This course explores discrete regions of the electromagnetic spectrum and their use in conducting spectral analysis. Concepts include spectral sensors and bands, different types of resolution, color composites, and contrast-stretching techniques to enhance image features.

This course describes factors that need to be considered to properly assess the quality of remote sensing images. Concepts include sources of error in remote sensing analysis, data-processing levels, and how to mitigate visual flaws in data.

This course explores the relationship between data points on the ground and data values in remote sensing images. Concepts include image registration, image-to-map registration, and image mosaic creation. These preprocessing methods are often conducted prior to spectral analysis.

This course describes methods used in remote sensing to assess changes to the Earth’s landscape over time. Change detection and time-series analysis can provide qualitative and quantitative information about changes that occur with natural events or human activities. Concepts include image differencing, thematic change detection, time series construction, and temporal profiles.

This course describes several sources of public-domain remote sensing data. Concepts include data portals, different platforms used for Earth observation, and considerations for choosing imagery that best meets a mission objective.

This course describes the role of image classification in remote sensing. Concepts include supervised and unsupervised classification, and post-classification accuracy assessment.

This course provides an introduction to hyperspectral analysis, also called imaging spectroscopy. Hyperspectral images contain at least 40 spectral bands. Concepts include preparing data for hyperspectral analysis, working with spectral libraries, and using target detection to locate selected materials in an image based on their spectral properties.

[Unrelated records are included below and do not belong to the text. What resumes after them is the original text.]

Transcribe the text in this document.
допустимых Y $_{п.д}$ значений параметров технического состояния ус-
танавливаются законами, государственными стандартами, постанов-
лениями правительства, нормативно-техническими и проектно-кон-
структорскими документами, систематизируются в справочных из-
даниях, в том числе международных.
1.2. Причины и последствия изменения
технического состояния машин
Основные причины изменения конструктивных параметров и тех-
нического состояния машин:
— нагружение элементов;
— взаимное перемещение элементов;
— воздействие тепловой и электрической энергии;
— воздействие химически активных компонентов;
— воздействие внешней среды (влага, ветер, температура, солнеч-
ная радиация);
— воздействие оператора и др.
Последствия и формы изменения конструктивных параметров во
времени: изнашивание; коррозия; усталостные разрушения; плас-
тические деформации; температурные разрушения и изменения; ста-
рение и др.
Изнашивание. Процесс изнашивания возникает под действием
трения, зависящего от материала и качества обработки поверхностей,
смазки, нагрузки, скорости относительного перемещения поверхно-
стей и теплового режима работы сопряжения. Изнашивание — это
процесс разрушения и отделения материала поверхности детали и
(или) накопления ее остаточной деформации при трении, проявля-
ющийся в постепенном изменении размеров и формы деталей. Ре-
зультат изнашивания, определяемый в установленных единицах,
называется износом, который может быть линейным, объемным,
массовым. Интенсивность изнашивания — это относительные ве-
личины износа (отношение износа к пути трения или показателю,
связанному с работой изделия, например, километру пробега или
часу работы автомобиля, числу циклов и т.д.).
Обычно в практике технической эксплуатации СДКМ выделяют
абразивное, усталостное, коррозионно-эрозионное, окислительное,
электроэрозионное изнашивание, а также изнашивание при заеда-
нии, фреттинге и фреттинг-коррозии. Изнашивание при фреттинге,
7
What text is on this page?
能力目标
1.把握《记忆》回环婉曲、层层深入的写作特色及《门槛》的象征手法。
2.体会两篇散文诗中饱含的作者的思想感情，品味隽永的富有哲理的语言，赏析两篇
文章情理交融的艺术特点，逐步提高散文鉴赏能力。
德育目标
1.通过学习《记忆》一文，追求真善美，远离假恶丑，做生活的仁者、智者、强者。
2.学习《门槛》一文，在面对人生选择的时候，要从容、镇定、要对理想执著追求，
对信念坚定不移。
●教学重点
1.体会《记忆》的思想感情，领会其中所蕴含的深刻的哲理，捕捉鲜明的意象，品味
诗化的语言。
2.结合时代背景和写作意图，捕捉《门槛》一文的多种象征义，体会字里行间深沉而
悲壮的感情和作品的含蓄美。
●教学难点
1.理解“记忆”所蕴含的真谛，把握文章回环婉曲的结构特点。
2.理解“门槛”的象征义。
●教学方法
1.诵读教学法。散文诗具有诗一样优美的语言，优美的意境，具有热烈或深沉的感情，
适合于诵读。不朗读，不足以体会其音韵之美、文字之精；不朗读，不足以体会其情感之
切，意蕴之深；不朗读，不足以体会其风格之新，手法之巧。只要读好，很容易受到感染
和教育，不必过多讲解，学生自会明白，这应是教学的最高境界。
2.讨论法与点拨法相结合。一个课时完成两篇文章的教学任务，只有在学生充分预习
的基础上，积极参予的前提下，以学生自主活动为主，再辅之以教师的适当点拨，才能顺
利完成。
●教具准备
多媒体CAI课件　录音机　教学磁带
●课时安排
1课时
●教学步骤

This course describes atmospheric processes that affect interpretation of satellite images. Concepts include atmospheric absorption and scattering, digital numbers, calibration to radiance and reflectance, and empirical and model-based atmospheric correction techniques.

This course describes how non-spectral data can complement, and potentially improve, spectral analysis. Concepts include gridded and LiDAR elevation data, vector data, and synthetic aperture radar (SAR) data.

This course explores the applications of spectral data across various industries. It details the interactions between the electromagnetic spectrum and its effects on the Earth’s surface.

This 10 course program includes all courses in the Spectral eLearning program, and provides a full end-to-end package on all of the basics of spectral interpretation.